Pfizer bungles tax-fueled Champix surge in Japan

A new cigarette tax and a stop-smoking drug were a match made in Japan, and it might have been heaven if Pfizer ($PFE) hadn't fumbled. The drugmaker, which sells its Chantix remedy as Champix in Japan, knew the higher tax was coming, advertised its drug heavily, and then failed to make enough to satisfy demand.

As the New York Times reports, tens of thousands of smokers sought Champix scrips before the tax went into effect October 1, and even more after that. Scrips doubled to 170,000 in September from 70,000 in July. By mid-October, the company was so overwhelmed, it had to stop selling Champix to new patients. It could only meet demand for existing patients as it scrambled to increase production.

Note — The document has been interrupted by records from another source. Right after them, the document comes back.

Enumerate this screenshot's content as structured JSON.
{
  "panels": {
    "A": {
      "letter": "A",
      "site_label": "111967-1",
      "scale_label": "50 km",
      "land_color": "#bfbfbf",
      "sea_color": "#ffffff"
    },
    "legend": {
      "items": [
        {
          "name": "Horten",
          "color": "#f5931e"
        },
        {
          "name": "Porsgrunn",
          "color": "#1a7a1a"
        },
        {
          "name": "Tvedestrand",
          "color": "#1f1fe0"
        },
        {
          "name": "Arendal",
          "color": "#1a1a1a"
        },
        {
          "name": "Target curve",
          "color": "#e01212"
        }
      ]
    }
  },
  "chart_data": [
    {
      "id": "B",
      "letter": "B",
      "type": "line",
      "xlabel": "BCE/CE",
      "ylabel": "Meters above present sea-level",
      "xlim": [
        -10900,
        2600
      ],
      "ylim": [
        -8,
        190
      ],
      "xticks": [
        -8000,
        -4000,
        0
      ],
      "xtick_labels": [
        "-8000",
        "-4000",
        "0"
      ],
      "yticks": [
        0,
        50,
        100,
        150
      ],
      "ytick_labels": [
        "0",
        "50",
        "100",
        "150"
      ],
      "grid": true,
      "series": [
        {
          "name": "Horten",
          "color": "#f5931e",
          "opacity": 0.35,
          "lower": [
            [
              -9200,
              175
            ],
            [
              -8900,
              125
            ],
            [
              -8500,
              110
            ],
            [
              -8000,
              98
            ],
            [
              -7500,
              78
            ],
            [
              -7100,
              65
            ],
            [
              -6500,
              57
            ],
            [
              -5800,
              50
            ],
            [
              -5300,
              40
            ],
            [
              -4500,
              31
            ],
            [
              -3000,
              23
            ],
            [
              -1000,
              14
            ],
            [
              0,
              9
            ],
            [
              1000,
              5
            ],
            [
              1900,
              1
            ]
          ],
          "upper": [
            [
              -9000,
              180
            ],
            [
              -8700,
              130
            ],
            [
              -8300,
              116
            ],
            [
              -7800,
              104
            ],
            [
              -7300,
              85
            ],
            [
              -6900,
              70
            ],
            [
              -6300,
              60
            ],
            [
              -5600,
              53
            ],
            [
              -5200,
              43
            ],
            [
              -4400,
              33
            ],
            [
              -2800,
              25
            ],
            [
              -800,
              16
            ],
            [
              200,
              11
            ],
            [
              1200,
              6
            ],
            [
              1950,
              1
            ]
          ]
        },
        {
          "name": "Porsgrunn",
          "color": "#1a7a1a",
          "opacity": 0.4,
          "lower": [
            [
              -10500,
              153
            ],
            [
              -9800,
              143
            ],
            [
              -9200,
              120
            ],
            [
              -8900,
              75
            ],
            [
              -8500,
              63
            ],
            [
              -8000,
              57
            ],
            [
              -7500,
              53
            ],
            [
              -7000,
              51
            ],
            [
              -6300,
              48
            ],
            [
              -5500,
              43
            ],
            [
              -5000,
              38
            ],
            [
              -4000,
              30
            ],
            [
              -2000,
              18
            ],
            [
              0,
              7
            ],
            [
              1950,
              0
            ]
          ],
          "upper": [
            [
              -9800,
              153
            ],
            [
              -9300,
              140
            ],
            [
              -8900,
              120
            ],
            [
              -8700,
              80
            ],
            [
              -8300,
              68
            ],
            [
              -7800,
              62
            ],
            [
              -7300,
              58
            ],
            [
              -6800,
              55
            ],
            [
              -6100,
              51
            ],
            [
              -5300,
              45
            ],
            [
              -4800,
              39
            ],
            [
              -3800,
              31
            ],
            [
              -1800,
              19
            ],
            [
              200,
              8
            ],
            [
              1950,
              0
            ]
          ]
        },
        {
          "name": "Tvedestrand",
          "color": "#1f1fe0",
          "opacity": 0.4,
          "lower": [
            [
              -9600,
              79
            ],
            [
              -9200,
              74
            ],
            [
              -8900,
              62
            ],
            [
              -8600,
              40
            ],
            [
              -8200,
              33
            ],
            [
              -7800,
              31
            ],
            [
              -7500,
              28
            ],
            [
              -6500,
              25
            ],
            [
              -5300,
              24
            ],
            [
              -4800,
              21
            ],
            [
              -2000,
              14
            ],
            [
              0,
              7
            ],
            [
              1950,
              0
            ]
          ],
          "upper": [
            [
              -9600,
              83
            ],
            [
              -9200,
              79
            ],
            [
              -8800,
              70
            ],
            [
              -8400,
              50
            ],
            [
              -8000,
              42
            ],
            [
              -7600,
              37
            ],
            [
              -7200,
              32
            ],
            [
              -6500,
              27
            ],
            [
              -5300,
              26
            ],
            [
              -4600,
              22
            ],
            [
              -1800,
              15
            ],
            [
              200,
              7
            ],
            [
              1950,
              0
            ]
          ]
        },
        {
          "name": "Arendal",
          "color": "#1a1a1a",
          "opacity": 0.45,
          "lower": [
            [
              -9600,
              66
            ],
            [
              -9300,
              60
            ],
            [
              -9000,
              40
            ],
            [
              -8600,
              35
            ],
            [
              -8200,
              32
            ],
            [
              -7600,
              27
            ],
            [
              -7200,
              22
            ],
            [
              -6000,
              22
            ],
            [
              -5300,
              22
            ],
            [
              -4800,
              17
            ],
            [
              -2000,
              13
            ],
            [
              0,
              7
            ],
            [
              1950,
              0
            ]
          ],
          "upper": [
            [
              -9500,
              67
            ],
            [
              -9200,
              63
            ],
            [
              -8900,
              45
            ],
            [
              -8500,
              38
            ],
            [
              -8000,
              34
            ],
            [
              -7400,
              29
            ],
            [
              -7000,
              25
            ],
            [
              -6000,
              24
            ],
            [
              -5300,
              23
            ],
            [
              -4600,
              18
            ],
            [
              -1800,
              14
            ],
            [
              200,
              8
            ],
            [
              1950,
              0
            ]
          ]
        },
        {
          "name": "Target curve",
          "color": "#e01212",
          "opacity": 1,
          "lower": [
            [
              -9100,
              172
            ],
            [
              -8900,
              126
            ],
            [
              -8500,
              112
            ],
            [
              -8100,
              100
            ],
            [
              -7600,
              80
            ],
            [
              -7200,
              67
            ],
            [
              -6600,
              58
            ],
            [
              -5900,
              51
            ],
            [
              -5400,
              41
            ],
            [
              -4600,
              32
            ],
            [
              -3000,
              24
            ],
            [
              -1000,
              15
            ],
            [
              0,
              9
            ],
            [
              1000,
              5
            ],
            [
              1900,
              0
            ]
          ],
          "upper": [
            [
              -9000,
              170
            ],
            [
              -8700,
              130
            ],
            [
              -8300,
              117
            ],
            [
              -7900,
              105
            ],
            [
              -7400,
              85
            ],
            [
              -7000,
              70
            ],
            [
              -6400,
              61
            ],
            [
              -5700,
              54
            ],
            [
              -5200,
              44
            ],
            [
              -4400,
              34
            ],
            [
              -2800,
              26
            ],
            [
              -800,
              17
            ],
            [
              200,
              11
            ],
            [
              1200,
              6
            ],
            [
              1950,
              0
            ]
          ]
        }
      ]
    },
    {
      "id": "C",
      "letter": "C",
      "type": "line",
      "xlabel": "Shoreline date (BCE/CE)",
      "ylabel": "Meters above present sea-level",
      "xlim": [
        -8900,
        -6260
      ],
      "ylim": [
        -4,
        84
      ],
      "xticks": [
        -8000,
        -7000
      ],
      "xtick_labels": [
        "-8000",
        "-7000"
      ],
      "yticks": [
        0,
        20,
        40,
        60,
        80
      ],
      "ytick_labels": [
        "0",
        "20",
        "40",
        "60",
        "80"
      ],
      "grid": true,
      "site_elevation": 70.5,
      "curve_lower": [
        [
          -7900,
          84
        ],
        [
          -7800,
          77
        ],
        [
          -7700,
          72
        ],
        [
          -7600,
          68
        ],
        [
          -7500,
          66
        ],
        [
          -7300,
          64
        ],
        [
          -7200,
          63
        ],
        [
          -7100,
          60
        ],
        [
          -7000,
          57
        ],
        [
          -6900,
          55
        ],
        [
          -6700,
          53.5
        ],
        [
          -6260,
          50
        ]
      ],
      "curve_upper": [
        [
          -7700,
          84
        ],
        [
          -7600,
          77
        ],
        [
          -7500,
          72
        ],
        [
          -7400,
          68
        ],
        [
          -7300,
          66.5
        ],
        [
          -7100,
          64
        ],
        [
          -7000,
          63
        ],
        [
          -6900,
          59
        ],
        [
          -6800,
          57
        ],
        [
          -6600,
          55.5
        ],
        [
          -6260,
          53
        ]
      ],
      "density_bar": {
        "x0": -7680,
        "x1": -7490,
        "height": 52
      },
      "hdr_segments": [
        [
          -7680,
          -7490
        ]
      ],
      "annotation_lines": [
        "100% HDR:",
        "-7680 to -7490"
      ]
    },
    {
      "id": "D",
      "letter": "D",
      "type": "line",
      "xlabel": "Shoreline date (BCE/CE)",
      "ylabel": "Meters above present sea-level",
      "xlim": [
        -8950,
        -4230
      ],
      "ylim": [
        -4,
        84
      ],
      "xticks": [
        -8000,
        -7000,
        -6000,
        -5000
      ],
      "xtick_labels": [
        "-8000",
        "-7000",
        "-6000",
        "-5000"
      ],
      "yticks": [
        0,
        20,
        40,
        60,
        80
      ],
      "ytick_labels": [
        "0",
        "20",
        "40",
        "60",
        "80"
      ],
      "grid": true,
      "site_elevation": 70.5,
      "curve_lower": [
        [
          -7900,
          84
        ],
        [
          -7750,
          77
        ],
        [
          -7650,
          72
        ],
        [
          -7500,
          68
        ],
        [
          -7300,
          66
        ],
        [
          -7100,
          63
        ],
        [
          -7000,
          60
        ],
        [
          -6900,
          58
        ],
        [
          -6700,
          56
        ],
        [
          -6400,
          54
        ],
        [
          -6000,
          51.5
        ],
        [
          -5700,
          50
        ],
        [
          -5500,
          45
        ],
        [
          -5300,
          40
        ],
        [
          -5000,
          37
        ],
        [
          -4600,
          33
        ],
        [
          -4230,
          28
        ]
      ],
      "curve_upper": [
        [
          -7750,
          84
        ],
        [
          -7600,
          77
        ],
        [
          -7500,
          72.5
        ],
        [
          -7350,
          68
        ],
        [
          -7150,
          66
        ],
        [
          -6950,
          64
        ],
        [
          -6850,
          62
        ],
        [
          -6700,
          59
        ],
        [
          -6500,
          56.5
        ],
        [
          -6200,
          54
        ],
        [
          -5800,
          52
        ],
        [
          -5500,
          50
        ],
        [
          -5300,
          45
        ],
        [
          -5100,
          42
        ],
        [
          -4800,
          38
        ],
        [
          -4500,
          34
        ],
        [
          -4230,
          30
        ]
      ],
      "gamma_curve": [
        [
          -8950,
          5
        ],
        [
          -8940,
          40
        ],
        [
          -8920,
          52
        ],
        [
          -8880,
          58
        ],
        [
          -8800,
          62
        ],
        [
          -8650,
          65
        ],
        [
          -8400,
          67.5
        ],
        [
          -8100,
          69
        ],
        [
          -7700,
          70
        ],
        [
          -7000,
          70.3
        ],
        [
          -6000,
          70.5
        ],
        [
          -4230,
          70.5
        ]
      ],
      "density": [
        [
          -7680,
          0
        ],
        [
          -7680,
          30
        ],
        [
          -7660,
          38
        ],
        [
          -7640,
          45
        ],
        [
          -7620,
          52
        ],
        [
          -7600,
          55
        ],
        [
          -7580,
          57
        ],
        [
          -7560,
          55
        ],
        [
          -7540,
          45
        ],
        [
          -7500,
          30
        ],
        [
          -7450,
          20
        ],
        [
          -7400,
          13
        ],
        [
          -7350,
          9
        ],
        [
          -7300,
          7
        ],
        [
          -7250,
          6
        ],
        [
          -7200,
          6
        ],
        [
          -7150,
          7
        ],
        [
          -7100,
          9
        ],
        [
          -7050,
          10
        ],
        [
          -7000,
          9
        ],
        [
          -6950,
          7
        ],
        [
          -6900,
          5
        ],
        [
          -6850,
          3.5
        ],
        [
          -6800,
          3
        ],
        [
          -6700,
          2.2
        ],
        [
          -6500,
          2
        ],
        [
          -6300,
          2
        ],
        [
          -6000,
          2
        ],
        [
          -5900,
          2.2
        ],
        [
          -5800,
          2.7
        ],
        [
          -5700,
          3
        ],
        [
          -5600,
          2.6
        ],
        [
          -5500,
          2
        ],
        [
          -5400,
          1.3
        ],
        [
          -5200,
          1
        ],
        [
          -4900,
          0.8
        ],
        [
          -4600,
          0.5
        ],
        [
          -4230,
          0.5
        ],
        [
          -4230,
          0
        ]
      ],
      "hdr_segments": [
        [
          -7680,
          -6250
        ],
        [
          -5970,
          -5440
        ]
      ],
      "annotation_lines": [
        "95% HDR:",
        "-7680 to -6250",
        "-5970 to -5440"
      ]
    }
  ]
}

The drug still is tough to get in Japan. Patients and doctors there aren't happy. "After all that advertising, it turns out they don't have enough," Hiroya Kumamaru, whose clinic is turning away would-be quitters, told the Times. "[O]ur reading of the situation was off," Pfizer spokesman Kinji Iwase said.

It's an unfortunate turn of events for Pfizer, which could have helped shore up its stop-smoking franchise with big Japanese sales. Chantix revenues have been falling in the U.S.--by 16.8 percent to $252 million during the first nine months of 2010--as worries about its psychiatric side effects have cut into demand.